Door: Wouter Smit, psycholoog en organisatiekundige
Hybride werken wordt gedefinieerd als het verdelen van de werktijd tussen kantoor (fysiek) en thuis (virtueel). De transitie naar hybride werken heeft belangrijke gevolgen voor leiderschap. Traditionele sturingscriteria zoals aanwezige uren en het management by walking around zijn in hybride vorm niet effectief. Leidinggevenden moeten accepteren dat veel werk buiten hun directe zicht wordt uitgevoerd en hebben andere vaardigheden nodig om de prestaties en het welzijn van medewerkers te behouden.
In het onderzoek worden 23 competenties onderscheiden, onderverdeeld in zes aandachtsgebieden. Deze aandachtsgebieden zijn de volgende:
1. Aandacht voor het teamgevoel
In een hybride werkcontext moet leiderschap gaan over gelijke behandeling en open communicatie. Daarnaast kunnen rituelen, bijvoorbeeld samen verjaardagen vieren, het gevoel van verbondenheid bevorderen. De thuiswerkers mogen daarbij niet geïsoleerd raken. De leider moet zichtbare voortrekking vermijden, (veilige) communicatie aanmoedigen en een gevoel cultiveren van ‘we are in this together’. Dergelijke inspanningen zijn essentieel om teamprestaties te ondersteunen en de sociale interactie te behouden in een omgeving waarbij slechts een deel van de teamleden op locatie is.
2. Aandacht voor de operationele aansturing
In een hybride werkomgeving is outputgerichte aansturing cruciaal. De leider legt de nadruk op het (vooraf) definiëren van doelen en resultaten. Dit ontstaat door resultaten te vertalen naar werktaken. Daarbij moet duidelijk zijn welke resultaten prioriteit hebben, om de simpele reden dat de teamleden elkaar minder zien. Leiders moeten tijd investeren in het (blijven) communiceren van deze prioriteiten en zorg dragen voor gedegen besluitvorming. Vooral bij strategische besluiten moet er gelijkheid en transparantie bestaan voor zowel de thuis- als kantoorwerkers.
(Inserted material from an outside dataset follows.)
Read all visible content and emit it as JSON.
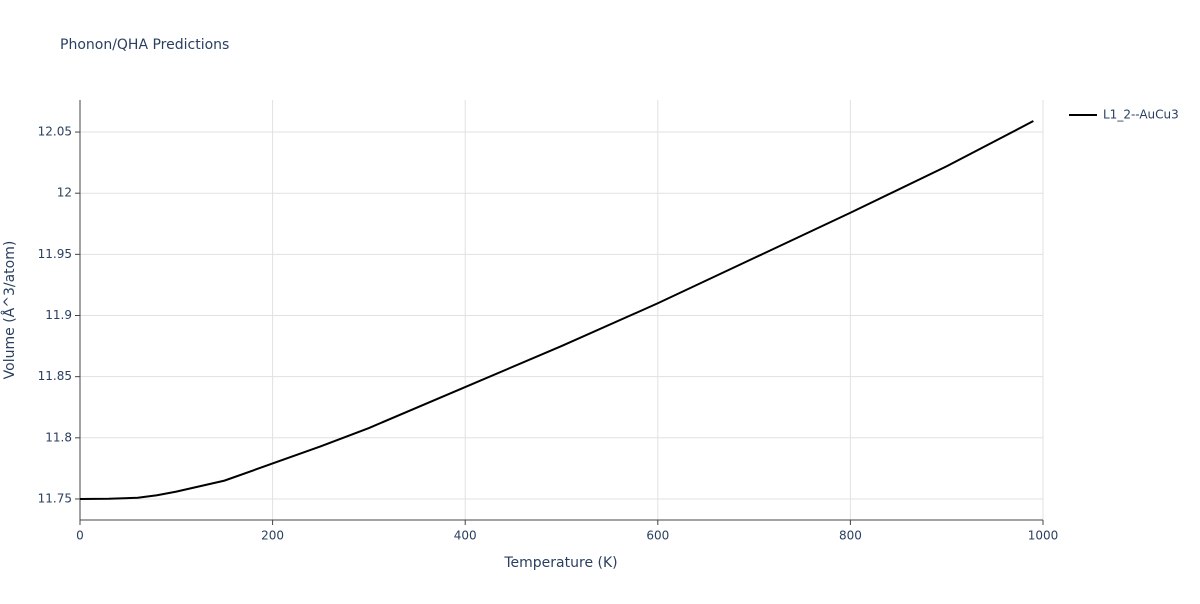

3. Aandacht voor zelfstandig werken
Medewerkers die zelfstandig werken zijn in staat zelf hun werk op te pakken en vorm te geven, onafhankelijk van de werklocatie en zonder te veel inhoudelijke bemoeienis door de leider. De leider neemt een coachende rol aan, bijvoorbeeld door met medewerkers samen een oplossing voor hun probleem te bedenken. Verder biedt de leider begeleiding en vertrouwt op de capaciteiten van medewerkers. Belangrijk is dat de leider niet in de valkuil trapt om alsnog werk over te pakken en werkvraagstukken op te lossen (de zogenaamde ‘hero mentality’). De leider geeft wel advies, maar dan vooral over de voortgang van de werkzaamheden die de medewerkers zelf hebben vormgegeven.
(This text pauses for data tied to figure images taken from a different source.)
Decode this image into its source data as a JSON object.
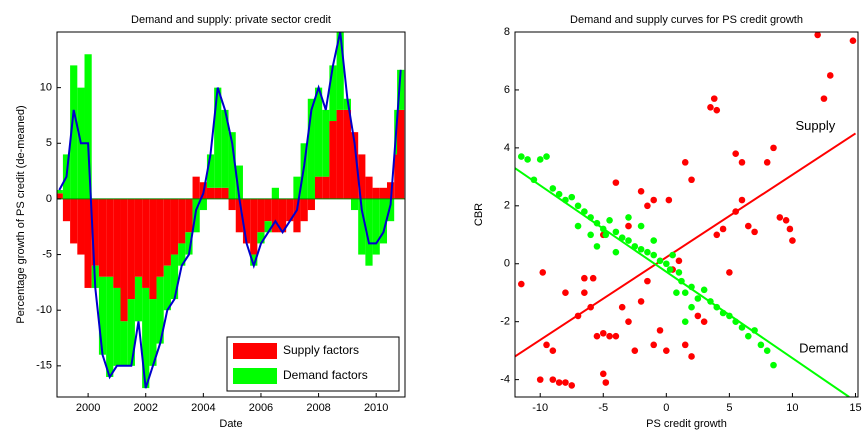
{
  "chart_data": [
    {
      "type": "bar",
      "title": "Demand and supply: private sector credit",
      "xlabel": "Date",
      "ylabel": "Percentage growth of PS credit (de-meaned)",
      "x": [
        1999.0,
        1999.25,
        1999.5,
        1999.75,
        2000.0,
        2000.25,
        2000.5,
        2000.75,
        2001.0,
        2001.25,
        2001.5,
        2001.75,
        2002.0,
        2002.25,
        2002.5,
        2002.75,
        2003.0,
        2003.25,
        2003.5,
        2003.75,
        2004.0,
        2004.25,
        2004.5,
        2004.75,
        2005.0,
        2005.25,
        2005.5,
        2005.75,
        2006.0,
        2006.25,
        2006.5,
        2006.75,
        2007.0,
        2007.25,
        2007.5,
        2007.75,
        2008.0,
        2008.25,
        2008.5,
        2008.75,
        2009.0,
        2009.25,
        2009.5,
        2009.75,
        2010.0,
        2010.25,
        2010.5,
        2010.75,
        2010.85
      ],
      "series": [
        {
          "name": "Supply factors",
          "color": "#ff0000",
          "values": [
            0.5,
            -2,
            -4,
            -5,
            -8,
            -6,
            -7,
            -7,
            -8,
            -11,
            -9,
            -7,
            -8,
            -9,
            -7,
            -6,
            -5,
            -4,
            -3,
            2,
            1.5,
            1,
            1,
            1,
            -1,
            -3,
            -4,
            -5,
            -3,
            -2,
            -3,
            -3,
            -2,
            -3,
            -2,
            -1,
            2,
            2,
            7,
            8,
            8,
            6,
            4,
            2,
            1,
            1,
            1.5,
            4,
            8
          ]
        },
        {
          "name": "Demand factors",
          "color": "#00ff00",
          "values": [
            0.3,
            4,
            12,
            10,
            13,
            -2,
            -7,
            -9,
            -7,
            -4,
            -6,
            -4,
            -9,
            -6,
            -6,
            -4,
            -4,
            -2,
            -2,
            -3,
            -1,
            3,
            9,
            7,
            6,
            3,
            0,
            -1,
            -1,
            -1,
            1,
            0,
            0,
            2,
            5,
            9,
            8,
            6,
            5,
            7,
            1,
            -1,
            -5,
            -6,
            -5,
            -4,
            -2,
            4,
            3.6
          ]
        }
      ],
      "line_color": "#0000cc",
      "line_values": [
        0.8,
        2,
        8,
        5,
        5,
        -8,
        -14,
        -16,
        -15,
        -15,
        -15,
        -11,
        -17,
        -15,
        -13,
        -10,
        -9,
        -6,
        -5,
        -1,
        0.5,
        4,
        10,
        8,
        5,
        0,
        -4,
        -6,
        -4,
        -3,
        -2,
        -3,
        -2,
        -1,
        3,
        8,
        10,
        8,
        12,
        15,
        9,
        5,
        -1,
        -4,
        -4,
        -3,
        -0.5,
        8,
        11.6
      ],
      "xlim": [
        1998.92,
        2011.0
      ],
      "ylim": [
        -17.8,
        15
      ],
      "xticks": [
        2000,
        2002,
        2004,
        2006,
        2008,
        2010
      ],
      "yticks": [
        -15,
        -10,
        -5,
        0,
        5,
        10
      ],
      "legend": "lower right"
    },
    {
      "type": "scatter",
      "title": "Demand and supply curves for PS credit growth",
      "xlabel": "PS credit growth",
      "ylabel": "CBR",
      "points": [
        {
          "color": "#ff0000",
          "x": [
            -11.5,
            -10,
            -9,
            -8.5,
            -8,
            -7.5,
            -9.5,
            -9,
            -8,
            -7,
            -6.5,
            -6,
            -5.5,
            -5,
            -5,
            -4.8,
            -4.5,
            -4,
            -3.5,
            -3,
            -2.5,
            -2,
            -1.5,
            -1,
            -0.5,
            0,
            0.5,
            1,
            1.5,
            2,
            2.5,
            3,
            3.5,
            3.8,
            4,
            4,
            4.5,
            5,
            5.5,
            6,
            6,
            6.5,
            7,
            8,
            8.5,
            9,
            9.5,
            10,
            9.8,
            12,
            13,
            12.5,
            14.8,
            -3,
            -2,
            -1.5,
            -4,
            -1,
            0.2,
            -5,
            -5.8,
            -9.8,
            2,
            1.5,
            5.5,
            -6.5
          ],
          "y": [
            -0.7,
            -4.0,
            -4.0,
            -4.1,
            -4.1,
            -4.2,
            -2.8,
            -3.0,
            -1.0,
            -1.8,
            -0.5,
            -1.5,
            -2.5,
            -2.4,
            -3.8,
            -4.1,
            -2.5,
            -2.5,
            -1.5,
            -2.0,
            -3.0,
            -1.3,
            -0.6,
            -2.8,
            -2.3,
            -3.0,
            -0.2,
            0.1,
            -2.8,
            -3.2,
            -1.8,
            -2.0,
            5.4,
            5.7,
            5.3,
            1.0,
            1.2,
            -0.3,
            1.8,
            2.2,
            3.5,
            1.3,
            1.1,
            3.5,
            4.0,
            1.6,
            1.5,
            0.8,
            1.2,
            7.9,
            6.5,
            5.7,
            7.7,
            1.3,
            2.5,
            2.0,
            2.8,
            2.2,
            2.2,
            1.0,
            -0.5,
            -0.3,
            2.9,
            3.5,
            3.8,
            -1.0
          ]
        },
        {
          "color": "#00ff00",
          "x": [
            -11.5,
            -11,
            -10,
            -9.5,
            -10.5,
            -9,
            -8.5,
            -8,
            -7.5,
            -7,
            -6.5,
            -6,
            -5.5,
            -5,
            -4.8,
            -4.5,
            -4,
            -3.5,
            -3,
            -2.5,
            -2,
            -1.5,
            -1,
            -0.5,
            0,
            0.3,
            0.5,
            1,
            1.2,
            1.5,
            2,
            2.5,
            3,
            3.5,
            4,
            4.5,
            5,
            5.5,
            6,
            6.5,
            7,
            7.5,
            8,
            8.5,
            -5.5,
            -6,
            -3,
            -4,
            1.5,
            2,
            -2,
            0.8,
            -1,
            -7
          ],
          "y": [
            3.7,
            3.6,
            3.6,
            3.7,
            2.9,
            2.6,
            2.4,
            2.2,
            2.3,
            2.0,
            1.8,
            1.6,
            1.4,
            1.2,
            1.0,
            1.5,
            1.1,
            0.9,
            0.8,
            0.6,
            0.5,
            0.4,
            0.3,
            0.1,
            0,
            -0.2,
            0.3,
            -0.3,
            -0.6,
            -1.0,
            -0.8,
            -1.2,
            -0.9,
            -1.3,
            -1.5,
            -1.7,
            -1.8,
            -2.0,
            -2.2,
            -2.5,
            -2.3,
            -2.8,
            -3.0,
            -3.5,
            0.6,
            1.0,
            1.6,
            0.4,
            -2.0,
            -1.5,
            1.3,
            -1.0,
            0.8,
            1.3
          ]
        }
      ],
      "lines": [
        {
          "label": "Supply",
          "color": "#ff0000",
          "x": [
            -12,
            15
          ],
          "y": [
            -3.2,
            4.5
          ]
        },
        {
          "label": "Demand",
          "color": "#00ff00",
          "x": [
            -12,
            14.5
          ],
          "y": [
            3.3,
            -4.6
          ]
        }
      ],
      "xlim": [
        -12,
        15.2
      ],
      "ylim": [
        -4.6,
        8
      ],
      "xticks": [
        -10,
        -5,
        0,
        5,
        10,
        15
      ],
      "yticks": [
        -4,
        -2,
        0,
        2,
        4,
        6,
        8
      ]
    }
  ]
}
4. Aandacht voor nieuwe samenwerkingsvormen
Met hybride samenwerken is er geen one size fits all variant mogelijk. Invloedsfactoren zijn bijvoorbeeld de organisatiedoelen, de dienstverlening, de kantoorinrichting en de medewerkersbehoeften. Leiders moeten kaders stellen en keuzes maken om zo een balans te vinden tussen thuis- en kantoorwerk. Experimenteren en een ’test and learn’-benadering zijn essentieel bij het vinden van een geschikte werkvorm. Leiders moeten medewerkers actief betrekken en aanmoedigen om oplossingen te bedenken voor wat ze (zelf) nodig hebben bij effectief samenwerken in een hybride context.
5. Aandacht voor de functie van rolmodel
Leiders fungeren als rolmodel, waarbij ze hun houding en gedrag aanpassen aan de hybride afspraken die het team heeft gemaakt en wat het team van de leider verwacht. Denk bijvoorbeeld aan een praatje te maken met een groepje collega’s in plaats van onafgebroken in (video)meetings zitten. Hier zullen medewerkers zich aan spiegelen. Verder is het van groot belang dat de leider empathie uitdraagt, zodat teamleden dat onderling ook inzetten. Daarbij luistert de leider naar de behoefte van de medewerker en probeert, naast de werkrelatie, ook op persoonlijk vlak een verbinding te behouden.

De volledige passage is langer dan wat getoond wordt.